Esa fue la única razón en la que pudo pensar, pero, para su sorpresa, Jared negó con la cabeza y miró al hombre de pie al lado de Roxana; Conrado, por su parte, lucía sombrío cuando se encontró con la mirada de Jared.

―Después de que ustedes se fueron ayer por la tarde, yo también me estaba preparando para irme; sin embargo, me topé con Jared y me dijo que necesitaba ir a buscar algo del instituto. No lo pensé mucho, así que lo dejé entrar y no cerré hasta que él salió.
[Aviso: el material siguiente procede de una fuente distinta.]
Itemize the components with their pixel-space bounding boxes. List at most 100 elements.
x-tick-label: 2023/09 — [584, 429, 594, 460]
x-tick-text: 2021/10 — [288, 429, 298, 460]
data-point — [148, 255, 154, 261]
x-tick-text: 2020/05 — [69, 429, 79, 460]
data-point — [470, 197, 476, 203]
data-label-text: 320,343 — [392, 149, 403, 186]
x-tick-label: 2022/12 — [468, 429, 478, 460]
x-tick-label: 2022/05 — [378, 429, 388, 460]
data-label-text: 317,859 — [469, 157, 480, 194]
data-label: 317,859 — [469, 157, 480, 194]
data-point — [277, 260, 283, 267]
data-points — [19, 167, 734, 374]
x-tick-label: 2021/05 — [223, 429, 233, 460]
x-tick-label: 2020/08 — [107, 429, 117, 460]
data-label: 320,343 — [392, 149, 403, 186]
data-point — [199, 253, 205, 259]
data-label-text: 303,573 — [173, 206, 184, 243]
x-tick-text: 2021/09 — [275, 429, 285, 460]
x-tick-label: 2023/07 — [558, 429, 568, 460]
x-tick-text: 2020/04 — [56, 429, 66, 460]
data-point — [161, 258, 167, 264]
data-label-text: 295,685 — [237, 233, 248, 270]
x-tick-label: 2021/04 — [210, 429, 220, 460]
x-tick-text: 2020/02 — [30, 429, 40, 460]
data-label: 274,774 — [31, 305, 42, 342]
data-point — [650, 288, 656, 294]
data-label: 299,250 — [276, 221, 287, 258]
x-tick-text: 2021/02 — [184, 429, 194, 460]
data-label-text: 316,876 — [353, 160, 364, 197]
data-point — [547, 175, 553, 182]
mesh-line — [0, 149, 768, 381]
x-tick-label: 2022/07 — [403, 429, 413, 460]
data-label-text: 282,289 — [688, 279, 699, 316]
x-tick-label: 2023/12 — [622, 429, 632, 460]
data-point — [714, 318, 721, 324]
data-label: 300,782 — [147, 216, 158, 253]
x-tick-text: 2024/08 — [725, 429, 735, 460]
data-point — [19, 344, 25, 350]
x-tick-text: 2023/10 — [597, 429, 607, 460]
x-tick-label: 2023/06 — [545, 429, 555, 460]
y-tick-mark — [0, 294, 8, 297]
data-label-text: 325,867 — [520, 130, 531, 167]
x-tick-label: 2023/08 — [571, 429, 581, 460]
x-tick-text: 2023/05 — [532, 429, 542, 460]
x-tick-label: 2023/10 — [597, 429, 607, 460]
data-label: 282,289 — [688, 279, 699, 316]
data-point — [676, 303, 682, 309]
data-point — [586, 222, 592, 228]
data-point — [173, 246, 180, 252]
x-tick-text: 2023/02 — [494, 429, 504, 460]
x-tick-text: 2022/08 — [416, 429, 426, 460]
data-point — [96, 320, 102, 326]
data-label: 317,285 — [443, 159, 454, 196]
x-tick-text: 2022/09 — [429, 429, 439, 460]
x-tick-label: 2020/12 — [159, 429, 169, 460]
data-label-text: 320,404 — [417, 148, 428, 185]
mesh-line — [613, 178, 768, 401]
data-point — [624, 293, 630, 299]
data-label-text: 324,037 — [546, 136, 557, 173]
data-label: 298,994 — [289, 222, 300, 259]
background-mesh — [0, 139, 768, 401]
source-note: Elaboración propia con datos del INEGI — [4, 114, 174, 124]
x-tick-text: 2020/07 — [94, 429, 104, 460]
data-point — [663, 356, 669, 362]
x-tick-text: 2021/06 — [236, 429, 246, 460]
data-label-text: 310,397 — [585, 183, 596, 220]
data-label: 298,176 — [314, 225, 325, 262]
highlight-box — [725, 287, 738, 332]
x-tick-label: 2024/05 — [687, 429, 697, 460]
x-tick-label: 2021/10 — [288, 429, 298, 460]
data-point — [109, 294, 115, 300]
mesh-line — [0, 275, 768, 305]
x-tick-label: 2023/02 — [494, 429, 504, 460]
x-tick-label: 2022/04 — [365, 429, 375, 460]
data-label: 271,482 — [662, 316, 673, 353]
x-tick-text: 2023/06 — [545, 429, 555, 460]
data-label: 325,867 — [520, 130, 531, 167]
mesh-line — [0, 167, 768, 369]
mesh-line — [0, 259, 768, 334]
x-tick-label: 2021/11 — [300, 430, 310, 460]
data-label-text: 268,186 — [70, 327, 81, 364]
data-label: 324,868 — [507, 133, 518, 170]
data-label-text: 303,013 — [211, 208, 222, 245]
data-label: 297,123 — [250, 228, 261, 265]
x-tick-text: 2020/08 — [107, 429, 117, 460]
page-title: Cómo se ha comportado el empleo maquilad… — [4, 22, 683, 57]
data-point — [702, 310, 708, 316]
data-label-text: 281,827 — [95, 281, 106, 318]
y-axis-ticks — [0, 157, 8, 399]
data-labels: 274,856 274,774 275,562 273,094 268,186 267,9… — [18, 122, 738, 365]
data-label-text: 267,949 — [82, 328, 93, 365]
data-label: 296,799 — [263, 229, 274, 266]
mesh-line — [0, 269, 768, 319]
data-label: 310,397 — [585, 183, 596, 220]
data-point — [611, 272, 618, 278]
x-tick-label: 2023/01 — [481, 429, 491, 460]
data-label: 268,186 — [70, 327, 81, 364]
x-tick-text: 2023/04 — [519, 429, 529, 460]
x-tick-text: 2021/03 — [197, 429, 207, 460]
En otras palabras, Conrado les estaba diciendo a todos que no sabía lo que Jared hizo adentro; Roxana, por su parte, seguía perpleja, así que apenas y asintió sin prestar atención. Conrado logró darse cuenta de su expresión y con un destello de oscuridad atravesando sus ojos, interrogó a Jared en su nombre.

―¿Qué hiciste luego de entrar? ―indagó, a lo que Jared agachó la cabeza con culpabilidad y habló con arrepentimiento.

―Yo… ―pronunció, pero no logró terminar su frase, como si estuviera por completo avergonzado de sus acciones; un rato después, habló entre dientes―. Lo siento, doctora Jerez ―añadió y con eso ya había admitido su crimen; por fin, Roxana logró calmarse y luego apretó sus puños para continuar hablando.

―¿Por qué lo hiciste?

En ese punto, lo que Jared había hecho antes ya no tenía importancia para ella; al fin y al cabo, el almacén estaba lleno de sustancias inflamables y para un investigador que era un experto en químicos, provocar un incendio era como un juego de niños. Por lo tanto, ella nada más quería saber qué lo conllevó a hacer esas cosas que destruirían el instituto.

―N-necesitaba el dinero ―contestó con un suspiro. Roxana frunció el cejo al escuchar eso y el hombre volvió a hablar, sonando como un indefenso―. Mi hijo está enfermo, así que necesito mucho dinero; con mi salario del instituto no me alcanza, así que… ―confesó y Roxana, por fin, entendió lo que pasaba.

«Alguien se enteró de la situación del hijo de Jared y le ofreció dinero para hacer tal cosa», al tener eso en mente, Roxana apretó aún más sus puños.

―¿Quién es? ¿Quién te dijo que lo hicieras?

Todos en el instituto sabían que el hijo de Jared estaba enfermo; los de afuera, por el otro lado, no podían saberlo a menos de que investigaran al hombre. Roxana temía que alguien en el instituto de investigación fuera el responsable de ofrecerle a Jared el dinero, pero este negó con la cabeza y sacó su teléfono de su abrigo blanco.

―No sé quién es, pero la persona me mandó un correo ―explicó y al mismo tiempo, tocó la pantalla para mostrárselo a Roxana, quien solo miró algunas frases.

«El remitente le dijo a Jared que lo hiciera a cambio de una enorme suma de dinero, para que así, Jared lograra ayudar a su hijo a obtener un tratamiento», reflexionó Roxana y era obvio que el remitente le había pedido a Jared que incendiara el almacén.

―¿Lo hiciste porque recibiste este correo? ―preguntó Roxana, quien estaba tan enojada que su voz temblaba―. Doctor Carmona, usted me conoce, si necesita el dinero para el tratamiento de su hijo, siempre puede acercarse a mí; yo también soy madre. ¿Creyó que me iba a cruzar de brazos y no hacer nada para ayudarlo? De haber sido necesario, incluso hubiera buscado a los mejores doctores para tratar a su hijo. ¿Por qué tuvo que hacer algo tan estúpido?